Fella came up to him from the counter, older gent, heavyset, eyes dead, not your natural-born salesman type.
“Help you, bud?”
“Hope so, sir,” Bob said. “You the manager?”
“Close enough.”
“My name’s Swagger. My daughter is Nikki Swagger. If the name’s familiar, it’s because she was the girl reporter from Bristol who had a bad car accident a week back on 421 coming down the other side of Iron Mountain. Someone tagged her and she’s still in a coma.”
“Sorry for your daughter, bud, but what’s it got to do with me?” the guy said. But Bob thought he saw just a flash of dread and the beginning, soon quashed, of a guilty swallow. Maybe the fellow was just a nervous type.
“Well sir, my girl wasn’t into guns or anything, which is why I thought it odd that on her laptop we came up with what appears to be the phone number of this place. I don’t know why she’d call or come by, but she may have. I’m trying to track down what happened that day.”
“The papers said it was an accident. What difference does it make what she did? Accident don’t follow no plan. It just happens.”
“I know, but there are some discrepancies in the official account. I’m just poking about trying to make sense of it all, sir. Sure it don’t amount to nothing, but I have to do something while I’m waiting for my daughter to come back to me.”
“Well, I don’t know if-”
“Here, let me show you her picture. Maybe it’ll jog a memory.”
He pulled his wallet, showed the man a nice picture of Nikki at last year’s graduation, so beautiful, so young, so vulnerable.
The man didn’t really look at it, just said, “No, no, believe me, we don’t get many young women on their own in here, and I’d remember. Sometimes a young fellow comes in with his girlfriend and sometimes the wife comes along to buy the Glock for home protection, but almost never will you find a girl like that in a place like this.”
“I see.”
“I’m real sorry for your troubles, but I can’t help a bit.”
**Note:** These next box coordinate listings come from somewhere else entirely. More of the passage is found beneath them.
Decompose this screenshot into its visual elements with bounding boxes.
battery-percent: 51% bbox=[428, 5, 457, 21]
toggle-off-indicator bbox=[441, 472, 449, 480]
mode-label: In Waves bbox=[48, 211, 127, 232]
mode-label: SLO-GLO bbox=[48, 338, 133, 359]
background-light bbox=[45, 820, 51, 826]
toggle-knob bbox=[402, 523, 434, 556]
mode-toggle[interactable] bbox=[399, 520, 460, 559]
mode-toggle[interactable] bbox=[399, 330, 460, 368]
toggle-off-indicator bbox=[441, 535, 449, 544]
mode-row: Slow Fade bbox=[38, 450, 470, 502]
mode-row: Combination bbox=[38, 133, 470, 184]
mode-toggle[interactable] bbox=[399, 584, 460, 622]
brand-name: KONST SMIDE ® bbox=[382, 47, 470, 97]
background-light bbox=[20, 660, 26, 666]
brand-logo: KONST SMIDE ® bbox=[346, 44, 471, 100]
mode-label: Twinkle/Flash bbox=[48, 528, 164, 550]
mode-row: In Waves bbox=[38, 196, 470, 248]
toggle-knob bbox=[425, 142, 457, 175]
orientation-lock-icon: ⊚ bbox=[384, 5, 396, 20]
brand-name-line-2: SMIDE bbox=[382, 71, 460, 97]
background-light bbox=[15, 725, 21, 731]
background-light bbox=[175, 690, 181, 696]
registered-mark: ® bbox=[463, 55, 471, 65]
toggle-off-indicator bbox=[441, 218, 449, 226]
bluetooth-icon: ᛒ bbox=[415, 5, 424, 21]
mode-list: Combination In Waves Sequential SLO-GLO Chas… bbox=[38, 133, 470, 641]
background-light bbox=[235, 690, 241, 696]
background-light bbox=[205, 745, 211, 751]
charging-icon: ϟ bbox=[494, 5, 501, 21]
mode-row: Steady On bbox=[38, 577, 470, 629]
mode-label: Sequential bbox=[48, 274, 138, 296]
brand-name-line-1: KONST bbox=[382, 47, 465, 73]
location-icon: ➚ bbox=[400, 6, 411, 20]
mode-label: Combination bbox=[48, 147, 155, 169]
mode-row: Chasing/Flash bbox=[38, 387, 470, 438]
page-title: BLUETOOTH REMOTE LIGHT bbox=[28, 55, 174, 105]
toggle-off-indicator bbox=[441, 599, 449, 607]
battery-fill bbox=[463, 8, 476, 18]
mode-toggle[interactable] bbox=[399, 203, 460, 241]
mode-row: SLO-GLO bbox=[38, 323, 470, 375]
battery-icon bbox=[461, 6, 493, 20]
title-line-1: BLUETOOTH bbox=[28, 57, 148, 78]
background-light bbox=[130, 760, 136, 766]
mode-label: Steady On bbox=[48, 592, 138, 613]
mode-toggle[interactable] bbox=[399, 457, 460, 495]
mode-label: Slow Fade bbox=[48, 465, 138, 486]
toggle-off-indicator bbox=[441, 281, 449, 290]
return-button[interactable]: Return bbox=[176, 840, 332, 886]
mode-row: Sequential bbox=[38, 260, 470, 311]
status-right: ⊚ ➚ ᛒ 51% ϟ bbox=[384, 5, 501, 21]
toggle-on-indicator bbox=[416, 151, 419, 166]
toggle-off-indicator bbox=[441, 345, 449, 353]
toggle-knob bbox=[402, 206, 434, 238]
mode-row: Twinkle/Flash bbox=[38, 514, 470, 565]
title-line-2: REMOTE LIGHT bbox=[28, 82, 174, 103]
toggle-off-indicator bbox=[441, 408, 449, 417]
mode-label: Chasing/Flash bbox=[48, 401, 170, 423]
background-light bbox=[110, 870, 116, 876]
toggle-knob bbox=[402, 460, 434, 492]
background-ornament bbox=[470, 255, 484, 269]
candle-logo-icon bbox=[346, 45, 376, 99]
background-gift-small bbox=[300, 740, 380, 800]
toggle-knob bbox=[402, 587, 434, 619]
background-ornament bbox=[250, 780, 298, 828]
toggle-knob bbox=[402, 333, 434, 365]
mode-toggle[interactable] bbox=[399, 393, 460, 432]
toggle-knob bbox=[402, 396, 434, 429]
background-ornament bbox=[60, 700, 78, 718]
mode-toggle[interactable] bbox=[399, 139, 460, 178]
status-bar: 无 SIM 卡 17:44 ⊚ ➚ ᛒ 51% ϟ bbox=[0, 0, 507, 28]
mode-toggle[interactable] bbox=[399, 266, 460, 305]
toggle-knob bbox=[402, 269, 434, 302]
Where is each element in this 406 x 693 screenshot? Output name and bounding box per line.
“Uncle Eddie-” came a call from a workroom behind the counter, and a kid peeped out. “You sure on that? I seem-”
“Billy, goddamnit, you git to work. You got a lot of ammo to break down and get shelved. I don’t pay you to palaver.”
“Yes sir.”
“Goddamn kid,” said the man to Bob. “Girl crazy. Catch him reading them dirty magazines one more time instead of breaking down all that.223 and his ass is gone, I don’t care what Margaret says.”
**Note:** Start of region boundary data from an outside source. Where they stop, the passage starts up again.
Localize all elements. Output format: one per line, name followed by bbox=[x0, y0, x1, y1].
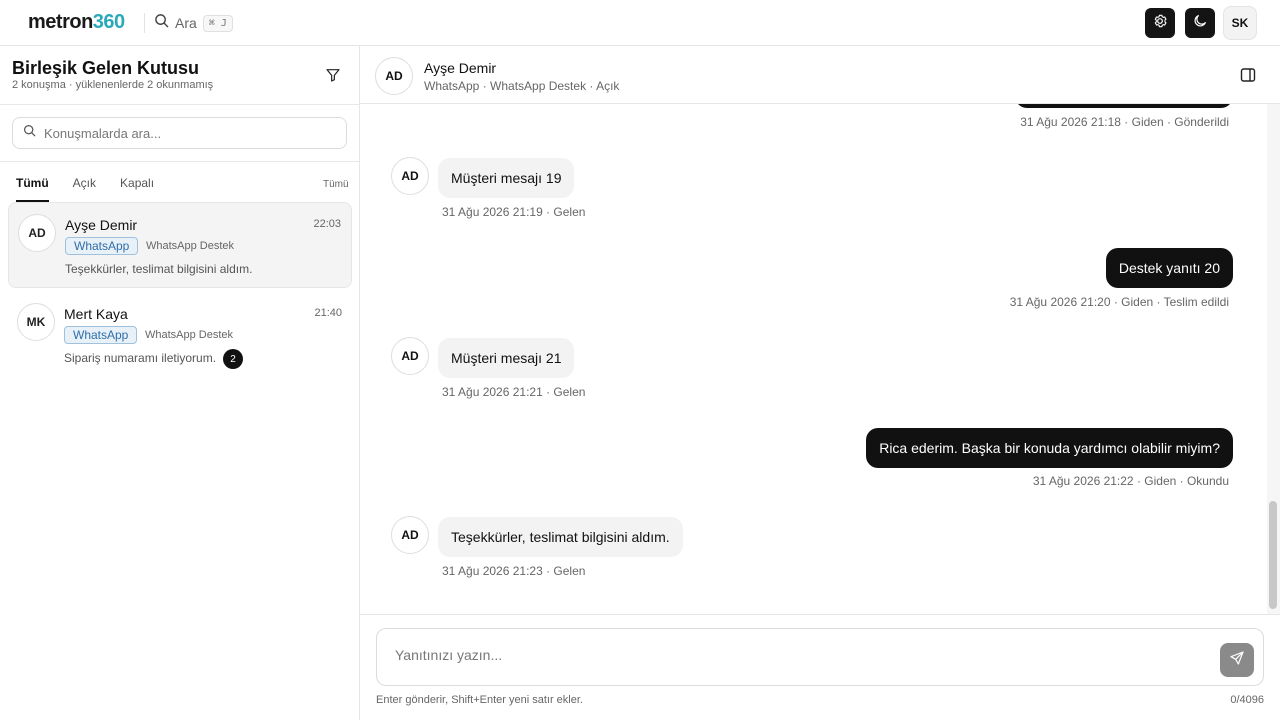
sidebar-panel-icon bbox=[1240, 68, 1256, 87]
send-button[interactable] bbox=[1220, 643, 1254, 677]
divider bbox=[0, 104, 359, 105]
status-tabs: Tümü Açık Kapalı bbox=[16, 172, 178, 202]
avatar: AD bbox=[391, 157, 429, 195]
tab-all[interactable]: Tümü bbox=[16, 172, 49, 202]
reply-input[interactable] bbox=[395, 647, 1215, 669]
message-preview: Teşekkürler, teslimat bilgisini aldım. bbox=[65, 262, 253, 276]
unread-count-badge: 2 bbox=[223, 349, 243, 369]
contact-name: Ayşe Demir bbox=[424, 60, 497, 76]
avatar: AD bbox=[18, 214, 56, 252]
logo-number: 360 bbox=[92, 11, 125, 33]
incoming-message-bubble: Müşteri mesajı 19 bbox=[438, 158, 575, 198]
outgoing-message-bubble: Destek yanıtı 20 bbox=[1105, 248, 1233, 288]
message-meta: 31 Ağu 2026 21:23 · Gelen bbox=[442, 564, 586, 578]
outgoing-message-bubble: Rica ederim. Başka bir konuda yardımcı o… bbox=[866, 428, 1233, 468]
reply-composer bbox=[376, 628, 1264, 686]
message-meta: 31 Ağu 2026 21:22 · Giden · Okundu bbox=[1032, 474, 1229, 488]
filter-button[interactable] bbox=[322, 66, 344, 88]
sidebar-title: Birleşik Gelen Kutusu bbox=[12, 58, 200, 78]
tab-open[interactable]: Açık bbox=[73, 172, 96, 202]
divider bbox=[144, 13, 145, 33]
theme-toggle-button[interactable] bbox=[1185, 8, 1215, 38]
message-meta: 31 Ağu 2026 21:19 · Gelen bbox=[442, 205, 586, 219]
user-avatar-button[interactable]: SK bbox=[1223, 6, 1257, 40]
incoming-message-bubble: Teşekkürler, teslimat bilgisini aldım. bbox=[438, 517, 683, 557]
divider bbox=[360, 614, 1280, 615]
conversation-search[interactable] bbox=[12, 117, 347, 149]
conversation-time: 22:03 bbox=[313, 218, 341, 230]
search-icon bbox=[154, 13, 169, 33]
conversation-meta: WhatsApp · WhatsApp Destek · Açık bbox=[424, 79, 620, 93]
moon-icon bbox=[1192, 13, 1208, 34]
filter-icon bbox=[325, 67, 341, 88]
avatar: AD bbox=[375, 57, 413, 95]
search-icon bbox=[23, 124, 36, 142]
chat-header: AD Ayşe Demir WhatsApp · WhatsApp Destek… bbox=[360, 46, 1280, 104]
message-meta: 31 Ağu 2026 21:18 · Giden · Gönderildi bbox=[1020, 115, 1229, 129]
divider bbox=[0, 161, 359, 162]
conversation-search-input[interactable] bbox=[44, 125, 324, 141]
contact-name: Mert Kaya bbox=[64, 306, 128, 322]
avatar: MK bbox=[17, 303, 55, 341]
toggle-details-panel-button[interactable] bbox=[1240, 67, 1258, 85]
inbox-name: WhatsApp Destek bbox=[146, 240, 235, 252]
scrollbar-thumb[interactable] bbox=[1269, 501, 1277, 609]
contact-name: Ayşe Demir bbox=[65, 217, 138, 233]
message-meta: 31 Ağu 2026 21:20 · Giden · Teslim edild… bbox=[1009, 295, 1229, 309]
channel-badge: WhatsApp bbox=[64, 326, 138, 344]
channel-filter-label[interactable]: Tümü bbox=[323, 179, 349, 190]
settings-button[interactable] bbox=[1145, 8, 1175, 38]
gear-icon bbox=[1152, 13, 1168, 34]
conversation-item[interactable]: AD Ayşe Demir 22:03 WhatsApp WhatsApp De… bbox=[8, 202, 352, 288]
send-icon bbox=[1229, 650, 1245, 671]
composer-hint: Enter gönderir, Shift+Enter yeni satır e… bbox=[376, 694, 583, 706]
message-thread[interactable]: 31 Ağu 2026 21:18 · Giden · Gönderildi A… bbox=[360, 104, 1267, 614]
top-bar: metron360 Ara ⌘ J SK bbox=[0, 0, 1280, 46]
global-search-label: Ara bbox=[175, 15, 197, 31]
logo-text: metron bbox=[28, 11, 93, 33]
conversation-sidebar: Birleşik Gelen Kutusu 2 konuşma · yüklen… bbox=[0, 46, 360, 720]
keyboard-shortcut-hint: ⌘ J bbox=[202, 14, 233, 32]
avatar: AD bbox=[391, 337, 429, 375]
avatar: AD bbox=[391, 516, 429, 554]
conversation-item[interactable]: MK Mert Kaya 21:40 WhatsApp WhatsApp Des… bbox=[8, 292, 352, 378]
outgoing-message-bubble bbox=[1015, 104, 1233, 108]
incoming-message-bubble: Müşteri mesajı 21 bbox=[438, 338, 575, 378]
message-preview: Sipariş numaramı iletiyorum. bbox=[64, 351, 217, 365]
message-scrollbar[interactable] bbox=[1267, 104, 1280, 614]
message-meta: 31 Ağu 2026 21:21 · Gelen bbox=[442, 385, 586, 399]
character-counter: 0/4096 bbox=[1230, 694, 1264, 706]
channel-badge: WhatsApp bbox=[65, 237, 139, 255]
inbox-name: WhatsApp Destek bbox=[145, 329, 234, 341]
conversation-time: 21:40 bbox=[314, 307, 342, 319]
global-search-button[interactable]: Ara ⌘ J bbox=[154, 12, 233, 34]
sidebar-subtitle: 2 konuşma · yüklenenlerde 2 okunmamış bbox=[12, 79, 214, 91]
tab-closed[interactable]: Kapalı bbox=[120, 172, 154, 202]
app-logo[interactable]: metron360 bbox=[28, 11, 125, 34]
“I see,” said Bob. “Yep, good help is hard to find these days. What about a phone call from a woman? There wouldn’t be a pretty face associated with it.”
“Mister, I get nothing but phone calls, some of the damnedest you ever heard. Can I rent a machine gun? Will you guarantee a deer? How come Wal-Mart in Johnson City has it for $324.95 and you got it for $339.95? Is a nine millimeter more powerful than a.38? What’s the best gun for home defense? Can I buy a gun like the soldiers use? So maybe I got a call from her and maybe I don’t, but I sure as hell can’t answer you one way, the other with certainty. Billy, you get any calls?”
“No sir,” said Billy, yelling from the back. “None that I can remember.”